Malcolm Palmer
Between the Womb and the Tomb
Orange Van
2005
C



malcolm Palmer is almost on to something with Between the Womb and the Tomb. He delivers spoken-word poetry over contemporary full-band folk music with an insistence that matches his political concerns and his personal hurt at the state of his surroundings. He's not the first person to rap over acoustic music, but he does a fine job of crafting more traditional-sounding songs as his base. Unfortunately, his single-mindedness, while admirable, doesn't hold up well over the course of an album.

Palmer has a huge battle to fight―Dre hasn't sent him, but he's still here to take the world on. He recognizes his country (the U.S.) as corrupt, his city as a-religiously fallen, and society as misdirected and unconcerned. At his finest, he picks out snapshots of memory to represent larger ills. On "Nothing Ever Changes" he sings, "Every time I see my woman slappin' that wrist / I take my pen out of my pocket it and I put it in my fist / Do I have to go on or do you all get the gist / ... / And some people pretend that she doesn't exist." It's a stark moment about society's lack of concern for junkies (reflected further in lyrics about urban decay and improper police and judges). He also acknowledges that need for reporting to expose conditions, and, in asking if he has to go on, Palmer points out that he must―he can't leave urgent issues up to listener inference.

Oddly enough, the album's second track undercuts his political activism. While the chorus to "Preferred Form" posits music as a place to "give a voice to your frustration," Palmer explains his highest love in the last verse: "Money kills and music saves ... I have nothing to say and nothing to prove / Music is the one thing that I truly crave." With this statement, he affirms that his political statements exist to serve his music, emptying out his form into order to valorize its skeletal construction and execution. The song works fine on its own, but it comes across as a silly ode to music in the midst of an angry and ambitious album, and, worse, it calls into question Palmer's musical activism.

It would be easier to push this song aside if its theme didn't recur, but it does. Tracks like "Music and Words" and "Awkward Situation" (about the lyric) hint at a metacritical analysis examining the importance and relevance of music in social change, but they stop at that level. Too often Palmer leaves his messages at the fact that he, or his music, is fighting; at one level, such phrases are performative, but the speech doesn't fully enact its claim to condition. Even on an album with as many words as this one has, too many syllables are given over to a solipsistic explanation of battle without ever firing a shot outwards.
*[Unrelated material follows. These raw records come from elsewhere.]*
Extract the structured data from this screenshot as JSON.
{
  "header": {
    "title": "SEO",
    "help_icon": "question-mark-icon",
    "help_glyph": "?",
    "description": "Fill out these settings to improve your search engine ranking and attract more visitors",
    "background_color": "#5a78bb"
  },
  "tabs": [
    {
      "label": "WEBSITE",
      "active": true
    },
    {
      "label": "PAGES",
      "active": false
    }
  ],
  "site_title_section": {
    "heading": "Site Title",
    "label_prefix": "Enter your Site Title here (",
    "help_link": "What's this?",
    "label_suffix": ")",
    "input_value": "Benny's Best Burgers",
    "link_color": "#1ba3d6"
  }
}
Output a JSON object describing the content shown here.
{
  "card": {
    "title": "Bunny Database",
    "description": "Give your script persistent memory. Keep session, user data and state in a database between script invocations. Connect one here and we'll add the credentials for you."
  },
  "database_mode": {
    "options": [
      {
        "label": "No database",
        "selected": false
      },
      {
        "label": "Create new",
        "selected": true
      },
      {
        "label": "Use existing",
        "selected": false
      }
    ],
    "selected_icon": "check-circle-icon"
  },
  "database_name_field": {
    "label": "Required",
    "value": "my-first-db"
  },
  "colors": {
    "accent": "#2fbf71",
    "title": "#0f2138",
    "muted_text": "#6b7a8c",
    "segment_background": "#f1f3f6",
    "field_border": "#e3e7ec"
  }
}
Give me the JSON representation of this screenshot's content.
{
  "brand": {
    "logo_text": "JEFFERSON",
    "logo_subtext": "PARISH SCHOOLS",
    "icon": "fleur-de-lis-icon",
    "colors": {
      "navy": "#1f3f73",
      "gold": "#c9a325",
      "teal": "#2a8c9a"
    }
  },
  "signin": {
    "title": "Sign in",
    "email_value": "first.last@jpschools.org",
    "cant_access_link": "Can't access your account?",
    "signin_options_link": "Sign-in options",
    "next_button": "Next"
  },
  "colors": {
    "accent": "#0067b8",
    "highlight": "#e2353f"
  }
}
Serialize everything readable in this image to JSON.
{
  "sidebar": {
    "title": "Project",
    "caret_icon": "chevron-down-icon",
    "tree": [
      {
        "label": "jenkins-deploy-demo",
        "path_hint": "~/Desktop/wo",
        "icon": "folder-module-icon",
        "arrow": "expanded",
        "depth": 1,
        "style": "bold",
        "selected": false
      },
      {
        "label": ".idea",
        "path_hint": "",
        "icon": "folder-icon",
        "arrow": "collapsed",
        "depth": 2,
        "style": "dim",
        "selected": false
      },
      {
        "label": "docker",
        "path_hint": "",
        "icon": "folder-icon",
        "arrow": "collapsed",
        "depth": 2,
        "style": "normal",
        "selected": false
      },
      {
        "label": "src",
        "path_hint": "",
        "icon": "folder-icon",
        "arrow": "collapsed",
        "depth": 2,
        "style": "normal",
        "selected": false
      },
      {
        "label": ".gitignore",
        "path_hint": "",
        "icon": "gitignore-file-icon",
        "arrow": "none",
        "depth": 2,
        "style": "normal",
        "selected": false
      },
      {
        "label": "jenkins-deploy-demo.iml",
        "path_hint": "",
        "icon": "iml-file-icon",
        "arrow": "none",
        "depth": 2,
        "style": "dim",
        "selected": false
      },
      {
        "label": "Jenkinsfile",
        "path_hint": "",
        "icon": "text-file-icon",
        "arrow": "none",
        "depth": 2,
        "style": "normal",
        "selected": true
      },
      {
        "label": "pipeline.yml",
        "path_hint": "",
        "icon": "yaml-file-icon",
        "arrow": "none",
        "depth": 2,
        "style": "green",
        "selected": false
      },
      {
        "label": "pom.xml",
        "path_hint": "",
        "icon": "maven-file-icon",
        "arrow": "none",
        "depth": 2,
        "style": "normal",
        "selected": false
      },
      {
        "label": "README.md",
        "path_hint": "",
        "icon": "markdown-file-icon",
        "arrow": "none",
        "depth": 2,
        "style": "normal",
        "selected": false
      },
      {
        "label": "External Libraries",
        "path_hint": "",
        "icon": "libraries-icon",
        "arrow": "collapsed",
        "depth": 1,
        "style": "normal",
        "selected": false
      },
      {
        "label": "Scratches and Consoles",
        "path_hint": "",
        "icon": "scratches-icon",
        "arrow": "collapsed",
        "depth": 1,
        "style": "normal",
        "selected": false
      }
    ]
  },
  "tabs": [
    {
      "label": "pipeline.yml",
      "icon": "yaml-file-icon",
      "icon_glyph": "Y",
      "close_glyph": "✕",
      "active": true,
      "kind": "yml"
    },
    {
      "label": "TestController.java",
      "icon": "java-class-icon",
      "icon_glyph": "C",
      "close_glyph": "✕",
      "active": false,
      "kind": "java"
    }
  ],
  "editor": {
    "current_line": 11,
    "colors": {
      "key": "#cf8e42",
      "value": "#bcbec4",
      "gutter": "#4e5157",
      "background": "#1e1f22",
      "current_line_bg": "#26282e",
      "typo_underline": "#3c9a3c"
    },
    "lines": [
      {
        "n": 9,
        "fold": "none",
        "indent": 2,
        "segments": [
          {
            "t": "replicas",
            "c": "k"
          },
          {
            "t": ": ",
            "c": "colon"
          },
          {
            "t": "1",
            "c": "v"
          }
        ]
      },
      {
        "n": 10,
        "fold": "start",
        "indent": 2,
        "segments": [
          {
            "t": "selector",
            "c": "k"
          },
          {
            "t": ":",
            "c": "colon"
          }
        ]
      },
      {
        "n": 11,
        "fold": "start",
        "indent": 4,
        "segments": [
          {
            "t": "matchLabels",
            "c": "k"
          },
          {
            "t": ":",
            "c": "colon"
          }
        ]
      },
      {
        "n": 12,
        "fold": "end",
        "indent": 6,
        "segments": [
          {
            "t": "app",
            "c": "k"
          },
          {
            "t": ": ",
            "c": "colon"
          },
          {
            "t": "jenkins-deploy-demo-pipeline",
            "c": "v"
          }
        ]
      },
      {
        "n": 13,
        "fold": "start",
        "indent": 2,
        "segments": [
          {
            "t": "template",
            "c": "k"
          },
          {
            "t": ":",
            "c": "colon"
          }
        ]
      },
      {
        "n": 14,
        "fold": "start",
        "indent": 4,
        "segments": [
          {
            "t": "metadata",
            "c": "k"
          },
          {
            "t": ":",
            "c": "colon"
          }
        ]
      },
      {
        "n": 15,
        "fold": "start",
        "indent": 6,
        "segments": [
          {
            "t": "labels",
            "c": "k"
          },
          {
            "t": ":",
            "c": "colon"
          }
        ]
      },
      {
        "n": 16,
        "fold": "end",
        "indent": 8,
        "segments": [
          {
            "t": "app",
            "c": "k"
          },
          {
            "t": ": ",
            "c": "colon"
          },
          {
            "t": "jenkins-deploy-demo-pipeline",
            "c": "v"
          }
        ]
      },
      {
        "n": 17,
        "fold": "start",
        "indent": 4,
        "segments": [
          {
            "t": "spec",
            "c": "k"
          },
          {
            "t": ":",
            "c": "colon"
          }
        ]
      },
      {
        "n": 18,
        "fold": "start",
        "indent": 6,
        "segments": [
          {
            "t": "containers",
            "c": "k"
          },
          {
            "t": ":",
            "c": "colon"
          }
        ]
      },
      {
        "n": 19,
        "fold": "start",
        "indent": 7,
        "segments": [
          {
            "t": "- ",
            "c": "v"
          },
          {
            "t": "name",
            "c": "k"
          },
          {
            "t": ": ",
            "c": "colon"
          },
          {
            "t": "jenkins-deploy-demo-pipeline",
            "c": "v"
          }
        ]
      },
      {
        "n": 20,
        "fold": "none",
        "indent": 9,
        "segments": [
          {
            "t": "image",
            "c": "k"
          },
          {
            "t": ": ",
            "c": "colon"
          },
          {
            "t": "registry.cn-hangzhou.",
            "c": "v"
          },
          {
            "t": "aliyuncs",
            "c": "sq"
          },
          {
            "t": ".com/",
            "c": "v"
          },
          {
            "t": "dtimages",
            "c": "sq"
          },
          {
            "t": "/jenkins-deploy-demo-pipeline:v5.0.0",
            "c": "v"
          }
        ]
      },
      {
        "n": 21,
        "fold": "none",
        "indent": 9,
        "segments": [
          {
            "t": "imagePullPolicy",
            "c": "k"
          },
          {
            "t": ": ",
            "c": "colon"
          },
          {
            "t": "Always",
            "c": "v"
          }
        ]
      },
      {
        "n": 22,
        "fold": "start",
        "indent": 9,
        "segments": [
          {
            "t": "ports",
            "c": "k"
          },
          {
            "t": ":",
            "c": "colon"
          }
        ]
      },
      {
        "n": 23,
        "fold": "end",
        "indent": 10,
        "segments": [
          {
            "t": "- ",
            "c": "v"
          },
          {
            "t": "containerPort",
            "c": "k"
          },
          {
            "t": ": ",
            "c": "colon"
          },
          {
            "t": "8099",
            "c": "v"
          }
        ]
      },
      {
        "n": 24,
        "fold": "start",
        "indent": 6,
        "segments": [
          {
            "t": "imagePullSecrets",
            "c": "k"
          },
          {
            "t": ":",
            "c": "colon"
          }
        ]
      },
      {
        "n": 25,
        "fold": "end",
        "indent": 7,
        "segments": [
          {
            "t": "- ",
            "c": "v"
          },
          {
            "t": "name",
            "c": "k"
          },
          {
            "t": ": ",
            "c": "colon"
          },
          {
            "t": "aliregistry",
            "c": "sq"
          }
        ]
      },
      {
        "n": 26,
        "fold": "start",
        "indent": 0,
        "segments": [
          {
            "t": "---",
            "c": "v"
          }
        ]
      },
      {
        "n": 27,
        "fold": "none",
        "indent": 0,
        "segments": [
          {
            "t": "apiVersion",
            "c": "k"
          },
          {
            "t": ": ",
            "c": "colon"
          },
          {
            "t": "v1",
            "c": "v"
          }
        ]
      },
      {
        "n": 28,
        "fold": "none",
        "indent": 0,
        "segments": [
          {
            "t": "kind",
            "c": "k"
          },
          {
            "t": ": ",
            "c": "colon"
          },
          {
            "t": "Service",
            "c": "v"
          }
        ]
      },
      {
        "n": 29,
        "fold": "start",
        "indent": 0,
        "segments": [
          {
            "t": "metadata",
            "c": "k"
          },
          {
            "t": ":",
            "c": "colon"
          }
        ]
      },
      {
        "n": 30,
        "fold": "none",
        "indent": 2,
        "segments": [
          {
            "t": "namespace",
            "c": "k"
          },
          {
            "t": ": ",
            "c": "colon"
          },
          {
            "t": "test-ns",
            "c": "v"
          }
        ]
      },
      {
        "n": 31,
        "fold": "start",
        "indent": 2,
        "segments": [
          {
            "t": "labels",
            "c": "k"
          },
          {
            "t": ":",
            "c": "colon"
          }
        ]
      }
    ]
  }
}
The shame is that when Palmer turns outward, he's effective. Coming across like a more militant and more intense Michael Franti, he usually skips sermonizing ("I ain't no priest") in favor of journalistic presentation and general outrage. He brings some of the same strengths as Chuck D (this could be the white liberal CNN), but also the same weaknesses, such as nonspecific anger without precise points or directives. Because it isn't music's job to be fully formed social commentary (conversation-starter is enough), this method could be acceptable, but when coupled with Palmer's fascination with self-description, his political banner sags with each track.

On "The Sermon," Palmer sings, "I'll seek and serve a purpose between the womb and the tomb," and I give Palmer full credit for his approach to music and the expression of his wounded conscience. However, right now he's stuck on seeking that purpose; in taking on capital-I Injustice, he's been unable to look at anything more precise than crack is bad, kids turn pimp, etc. As Palmer refines his writing, maybe he'll come to look with as a close an eye as an angered mind. If he holds onto his musical vision as he focuses his political one, he might find that thing he's almost onto.